Since starting to GC the studio – leaving the other two builds for John to GC – our conversations, along with ones with numerous sub-contractors, suppliers, city employees, the building department, etc., have only gotten more frequent. 

Thankfully, the studio build, and more to the point my ability to be as involved in it as I have been as well as the anticipated “move in”, slated for December, is occurring at precisely the right time in relation to the public art project. Starting right around the first of the year, Niels Davis and I should be beginning to put the new space, outfitted with a number of new machines, through its paces.  

And speaking of paces, as I’ve already made mention of recently, I’ve begun working out again on a consistent basis, and am just beginning to see some positive results in my endurance, strength, energy level, and, last but not least, my waistline. 

Phew.

Lest you come away from today’s post thinking I must have no down time whatsoever, let me dispel that notion. Oh yeah, I forgot to mention that I demoed our spongy, cracked porch floor, reinforcing the joists and replacing the flooring with reclaimed Cumaru, a Brazilian hardwood, that I got on the cheap, had planed at Wellco Hardwoods, and then ran through my table saw’s dado blades to create tongue and groove. 

(In the first of the following sequence of photos, note just how jam-packed my old studio was. The weeks of my life I’ve spent moving things around in order to have enough space to work!)



After the porch project, I then spent (how could I forget?) at least a month putting more of my Cumaru haul on the stairs to the attic. No more creaks. 

But I only made mention of the porch project because, believe it or not, despite all of the above, Nan and I have somehow spent way, way more time sitting together on the porch this year, since the new flooring has been in place, than ever before. We’ve taken our tandem kayak out on various lakes throughout Colorado numerous times. We’ve made a number of trips – to the northwest a couple of times, to North Dakota a couple of times, to Tulsa, to California… We’ve biked. Hung out regularly with friends and family. Attended a weekly Wednesday night dinner group at Craig and Susan’s. We’ve gone on date nights…

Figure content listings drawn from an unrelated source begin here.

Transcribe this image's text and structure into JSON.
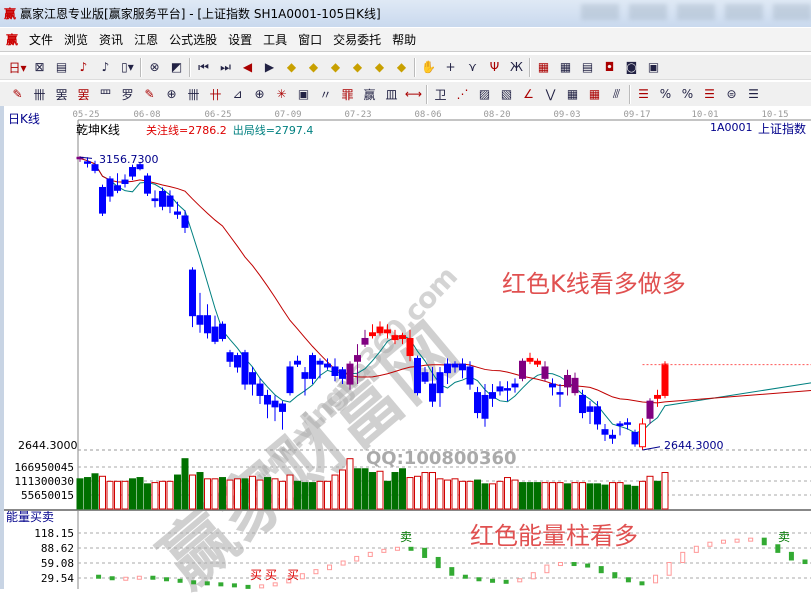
{
  "window": {
    "logo": "赢",
    "title": "赢家江恩专业版[赢家服务平台] - [上证指数  SH1A0001-105日K线]"
  },
  "menu": {
    "logo": "赢",
    "items": [
      "文件",
      "浏览",
      "资讯",
      "江恩",
      "公式选股",
      "设置",
      "工具",
      "窗口",
      "交易委托",
      "帮助"
    ]
  },
  "toolbar1": {
    "icons": [
      "日▾",
      "⊠",
      "▤",
      "♪",
      "♪",
      "▯▾",
      "|",
      "⊗",
      "◩",
      "|",
      "⏮",
      "⏭",
      "◀",
      "▶",
      "◆",
      "◆",
      "◆",
      "◆",
      "◆",
      "◆",
      "|",
      "✋",
      "+",
      "⋎",
      "Ψ",
      "Ж",
      "|",
      "▦",
      "▦",
      "▤",
      "◘",
      "◙",
      "▣"
    ]
  },
  "toolbar2": {
    "icons": [
      "✎",
      "卌",
      "罢",
      "罢",
      "罒",
      "罗",
      "✎",
      "⊕",
      "卌",
      "卄",
      "⊿",
      "⊕",
      "✳",
      "▣",
      "〃",
      "罪",
      "赢",
      "皿",
      "⟷",
      "|",
      "卫",
      "⋰",
      "▨",
      "▧",
      "∠",
      "⋁",
      "▦",
      "▦",
      "⫻",
      "|",
      "☰",
      "%",
      "%",
      "☰",
      "⊜",
      "☰"
    ]
  },
  "chart": {
    "period_label": "日K线",
    "indicator_name": "乾坤K线",
    "focus_line": "关注线=2786.2",
    "exit_line": "出局线=2797.4",
    "code": "1A0001",
    "name": "上证指数",
    "dates": [
      "05-25",
      "06-08",
      "06-25",
      "07-09",
      "07-23",
      "08-06",
      "08-20",
      "09-03",
      "09-17",
      "10-01",
      "10-15"
    ],
    "high_label": "3156.7300",
    "low_label": "2644.3000",
    "axis_price": "2644.3000",
    "colors": {
      "up": "#ff0000",
      "down": "#0000ff",
      "transition": "#800080",
      "ma_short": "#008080",
      "ma_long": "#c00000",
      "vol_down": "#007000",
      "vol_up": "#d00000"
    },
    "candles": [
      [
        3158,
        3160,
        3150,
        3156,
        "p"
      ],
      [
        3150,
        3158,
        3140,
        3148,
        "b"
      ],
      [
        3145,
        3152,
        3130,
        3135,
        "b"
      ],
      [
        3105,
        3110,
        3055,
        3060,
        "b"
      ],
      [
        3120,
        3125,
        3080,
        3090,
        "b"
      ],
      [
        3108,
        3130,
        3095,
        3100,
        "b"
      ],
      [
        3118,
        3128,
        3105,
        3112,
        "b"
      ],
      [
        3140,
        3145,
        3118,
        3125,
        "b"
      ],
      [
        3145,
        3150,
        3135,
        3138,
        "b"
      ],
      [
        3125,
        3130,
        3090,
        3095,
        "b"
      ],
      [
        3085,
        3100,
        3070,
        3082,
        "b"
      ],
      [
        3098,
        3105,
        3065,
        3072,
        "b"
      ],
      [
        3090,
        3100,
        3060,
        3072,
        "b"
      ],
      [
        3062,
        3080,
        3050,
        3058,
        "b"
      ],
      [
        3055,
        3065,
        3025,
        3035,
        "b"
      ],
      [
        2960,
        2965,
        2860,
        2880,
        "b"
      ],
      [
        2880,
        2920,
        2850,
        2865,
        "b"
      ],
      [
        2880,
        2900,
        2840,
        2850,
        "b"
      ],
      [
        2860,
        2880,
        2830,
        2835,
        "b"
      ],
      [
        2865,
        2870,
        2835,
        2840,
        "b"
      ],
      [
        2815,
        2820,
        2790,
        2800,
        "b"
      ],
      [
        2810,
        2815,
        2780,
        2790,
        "b"
      ],
      [
        2815,
        2820,
        2750,
        2760,
        "b"
      ],
      [
        2780,
        2790,
        2740,
        2760,
        "b"
      ],
      [
        2760,
        2770,
        2725,
        2740,
        "b"
      ],
      [
        2740,
        2750,
        2700,
        2725,
        "b"
      ],
      [
        2730,
        2740,
        2695,
        2720,
        "b"
      ],
      [
        2725,
        2730,
        2680,
        2712,
        "b"
      ],
      [
        2790,
        2800,
        2740,
        2745,
        "b"
      ],
      [
        2800,
        2810,
        2790,
        2795,
        "b"
      ],
      [
        2780,
        2790,
        2740,
        2770,
        "b"
      ],
      [
        2810,
        2815,
        2760,
        2770,
        "b"
      ],
      [
        2800,
        2805,
        2770,
        2795,
        "b"
      ],
      [
        2795,
        2805,
        2785,
        2790,
        "b"
      ],
      [
        2790,
        2805,
        2765,
        2775,
        "b"
      ],
      [
        2785,
        2790,
        2760,
        2770,
        "b"
      ],
      [
        2795,
        2800,
        2750,
        2760,
        "p"
      ],
      [
        2810,
        2830,
        2760,
        2800,
        "p"
      ],
      [
        2840,
        2855,
        2825,
        2830,
        "p"
      ],
      [
        2850,
        2865,
        2840,
        2845,
        "r"
      ],
      [
        2860,
        2870,
        2845,
        2850,
        "r"
      ],
      [
        2855,
        2865,
        2840,
        2850,
        "r"
      ],
      [
        2845,
        2855,
        2830,
        2838,
        "r"
      ],
      [
        2840,
        2850,
        2830,
        2845,
        "r"
      ],
      [
        2840,
        2855,
        2800,
        2810,
        "r"
      ],
      [
        2805,
        2810,
        2740,
        2745,
        "b"
      ],
      [
        2780,
        2790,
        2760,
        2765,
        "b"
      ],
      [
        2760,
        2790,
        2720,
        2730,
        "b"
      ],
      [
        2780,
        2790,
        2720,
        2745,
        "b"
      ],
      [
        2795,
        2805,
        2760,
        2780,
        "b"
      ],
      [
        2790,
        2800,
        2780,
        2795,
        "b"
      ],
      [
        2795,
        2805,
        2770,
        2785,
        "b"
      ],
      [
        2790,
        2800,
        2750,
        2760,
        "b"
      ],
      [
        2745,
        2755,
        2700,
        2710,
        "b"
      ],
      [
        2740,
        2760,
        2685,
        2700,
        "b"
      ],
      [
        2745,
        2760,
        2720,
        2735,
        "b"
      ],
      [
        2755,
        2765,
        2740,
        2748,
        "b"
      ],
      [
        2750,
        2765,
        2730,
        2752,
        "b"
      ],
      [
        2755,
        2770,
        2745,
        2760,
        "b"
      ],
      [
        2800,
        2805,
        2765,
        2770,
        "p"
      ],
      [
        2805,
        2815,
        2795,
        2800,
        "r"
      ],
      [
        2800,
        2805,
        2790,
        2795,
        "r"
      ],
      [
        2790,
        2800,
        2765,
        2770,
        "p"
      ],
      [
        2760,
        2770,
        2740,
        2755,
        "b"
      ],
      [
        2745,
        2760,
        2720,
        2745,
        "b"
      ],
      [
        2775,
        2785,
        2740,
        2755,
        "p"
      ],
      [
        2770,
        2780,
        2740,
        2745,
        "p"
      ],
      [
        2740,
        2750,
        2700,
        2710,
        "b"
      ],
      [
        2720,
        2730,
        2690,
        2712,
        "b"
      ],
      [
        2720,
        2730,
        2680,
        2690,
        "b"
      ],
      [
        2680,
        2690,
        2660,
        2672,
        "b"
      ],
      [
        2670,
        2680,
        2655,
        2665,
        "b"
      ],
      [
        2690,
        2695,
        2670,
        2690,
        "b"
      ],
      [
        2692,
        2700,
        2680,
        2690,
        "b"
      ],
      [
        2675,
        2680,
        2650,
        2655,
        "b"
      ],
      [
        2650,
        2700,
        2644.3,
        2690,
        "h"
      ],
      [
        2700,
        2735,
        2690,
        2730,
        "p"
      ],
      [
        2735,
        2750,
        2720,
        2740,
        "r"
      ],
      [
        2740,
        2800,
        2735,
        2795,
        "r"
      ]
    ],
    "volume_axis": [
      "166950045",
      "111300030",
      "55650015"
    ],
    "volumes": [
      120000000.0,
      125000000.0,
      140000000.0,
      130000000.0,
      110000000.0,
      110000000.0,
      110000000.0,
      120000000.0,
      125000000.0,
      100000000.0,
      105000000.0,
      110000000.0,
      110000000.0,
      135000000.0,
      200000000.0,
      135000000.0,
      145000000.0,
      120000000.0,
      120000000.0,
      125000000.0,
      115000000.0,
      120000000.0,
      120000000.0,
      130000000.0,
      115000000.0,
      125000000.0,
      120000000.0,
      110000000.0,
      135000000.0,
      110000000.0,
      105000000.0,
      105000000.0,
      110000000.0,
      110000000.0,
      135000000.0,
      155000000.0,
      200000000.0,
      160000000.0,
      160000000.0,
      145000000.0,
      150000000.0,
      110000000.0,
      145000000.0,
      160000000.0,
      125000000.0,
      130000000.0,
      145000000.0,
      145000000.0,
      120000000.0,
      115000000.0,
      120000000.0,
      110000000.0,
      110000000.0,
      115000000.0,
      100000000.0,
      100000000.0,
      110000000.0,
      125000000.0,
      115000000.0,
      105000000.0,
      105000000.0,
      105000000.0,
      105000000.0,
      105000000.0,
      105000000.0,
      100000000.0,
      105000000.0,
      105000000.0,
      100000000.0,
      100000000.0,
      95000000.0,
      105000000.0,
      105000000.0,
      95000000.0,
      90000000.0,
      110000000.0,
      130000000.0,
      110000000.0,
      145000000.0
    ],
    "volume_hollow": [
      0,
      0,
      0,
      1,
      1,
      1,
      1,
      0,
      0,
      0,
      1,
      1,
      1,
      0,
      0,
      1,
      0,
      1,
      1,
      0,
      1,
      1,
      0,
      1,
      1,
      0,
      1,
      1,
      1,
      0,
      0,
      0,
      1,
      1,
      1,
      1,
      1,
      0,
      0,
      0,
      1,
      0,
      0,
      0,
      1,
      1,
      1,
      1,
      1,
      1,
      1,
      1,
      1,
      0,
      0,
      1,
      1,
      1,
      1,
      0,
      0,
      0,
      1,
      1,
      1,
      0,
      1,
      1,
      0,
      0,
      0,
      1,
      1,
      0,
      0,
      1,
      1,
      0,
      1
    ],
    "energy": {
      "name": "能量买卖",
      "axis": [
        "118.15",
        "88.62",
        "59.08",
        "29.54"
      ],
      "values": [
        35,
        32,
        30,
        31,
        33,
        30,
        27,
        24,
        22,
        20,
        18,
        15,
        14,
        16,
        20,
        28,
        38,
        46,
        55,
        63,
        72,
        80,
        86,
        90,
        88,
        70,
        50,
        35,
        30,
        27,
        25,
        22,
        28,
        40,
        55,
        60,
        57,
        52,
        40,
        30,
        22,
        20,
        35,
        60,
        80,
        92,
        100,
        104,
        106,
        108,
        95,
        80,
        65,
        58
      ],
      "buy_label": "买",
      "sell_label": "卖"
    },
    "annotations": {
      "kline_note": "红色K线看多做多",
      "volume_note": "红色能量柱看多",
      "qq": "QQ:100800360"
    },
    "watermarks": {
      "brand": "赢家财富网",
      "site": "www.yingjia360.com"
    }
  }
}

So yeah, how could I have known what having not one, but five kids would entail? What home ownership and land lording and owning and operating a number of businesses, not the least of which, that of “full time artist”, as well as, at times, a nocturnal writer, would be about?

Truly, though, I believe that if Nan and I could have somehow watched a slideshow that accurately portrayed what life would be like for us these days, way back when, there’s no doubt we would have signed up for it – all of it – the downs as well as the ups. The swirling and the twirling. The busy times as well as the moments we are able to sit down and assess our days, our weeks, our plans, our hopes and dreams for our kids, our friends, ourselves.

And I’ll close, at long last, with the thought that it feels like despite all the years we’ve been at it, we’re only now at the threshold. That for me, knock on reclaimed wood, life is about to more fully resemble what one might imagine being a “full time artist” would look like, as opposed to going at it, full tilt, only peripherally.

And truth be told, I’d much rather live a life of full-bore activity, especially in the “making” department, than sitting on some remote beach and watching the surf. I could only take so much of that before I’d be cutting down some palm tree to make a new and improved hut. Yeah, I’m getting close to living the life I’ve always imagined.

Sans lounging on a couch, bare-chested, in silk PJ’s, and smoking a cigar.